Il 12 luglio, 1966, Pelé e Garrincha hanno entrambi segnato per dare al Brasile una vittoria per 2-0 sulla Bulgaria a Goodison Park. Sarebbe stata la loro ultima partita insieme, qualcosa che nessuno avrebbe potuto prevedere in quel momento. Pelé aveva subito un fallo tale da privarlo della possibilità di partecipare alla partita successiva contro l'Ungheria, una partita che il Brasile ha perso 1-3. Questa è stata l'ultima partita di Garrincha. Nell'ultima partita casalinga del Brasile contro il Portogallo, Pelé, che si era fatto male al ginocchio per tutto il torneo, ha strappato un legamento, ma doveva continuare, perché le sostituzioni erano consentite solo per infortunio al portiere.

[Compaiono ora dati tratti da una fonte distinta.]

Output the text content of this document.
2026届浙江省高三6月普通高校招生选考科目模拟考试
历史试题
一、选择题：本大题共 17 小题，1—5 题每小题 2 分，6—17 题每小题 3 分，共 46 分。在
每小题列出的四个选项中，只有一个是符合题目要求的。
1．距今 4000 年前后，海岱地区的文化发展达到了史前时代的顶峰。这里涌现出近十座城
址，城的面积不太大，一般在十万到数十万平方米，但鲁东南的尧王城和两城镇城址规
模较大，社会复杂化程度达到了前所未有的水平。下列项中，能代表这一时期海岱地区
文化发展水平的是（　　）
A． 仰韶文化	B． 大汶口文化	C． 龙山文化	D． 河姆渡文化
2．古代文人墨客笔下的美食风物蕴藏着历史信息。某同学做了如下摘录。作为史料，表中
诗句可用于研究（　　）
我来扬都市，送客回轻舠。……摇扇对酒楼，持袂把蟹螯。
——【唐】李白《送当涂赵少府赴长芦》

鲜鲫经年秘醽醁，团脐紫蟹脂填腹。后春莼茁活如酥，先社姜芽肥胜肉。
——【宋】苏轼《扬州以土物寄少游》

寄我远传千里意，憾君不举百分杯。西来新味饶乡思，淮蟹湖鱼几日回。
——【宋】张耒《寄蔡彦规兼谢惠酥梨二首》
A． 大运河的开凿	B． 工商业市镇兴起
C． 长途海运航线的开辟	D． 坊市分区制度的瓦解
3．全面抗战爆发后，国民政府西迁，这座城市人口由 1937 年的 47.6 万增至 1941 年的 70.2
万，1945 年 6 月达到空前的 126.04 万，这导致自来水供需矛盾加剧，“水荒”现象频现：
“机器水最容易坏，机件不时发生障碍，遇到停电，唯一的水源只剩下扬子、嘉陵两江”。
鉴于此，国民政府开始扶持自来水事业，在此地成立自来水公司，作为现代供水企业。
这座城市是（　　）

Al re del calcio, seduto in quel camerino a Goodison Park dopo l'impotenza di zoppicare su una gamba sola, il calcio “ha smesso di essere un'arte, invece è diventata una vera guerra” ed era un campo di battaglia a cui pensava di non voler far parte; da qui la decisione affrettata di annunciare il suo ritiro internazionale. Ma sappiamo tutti come è andata a finire.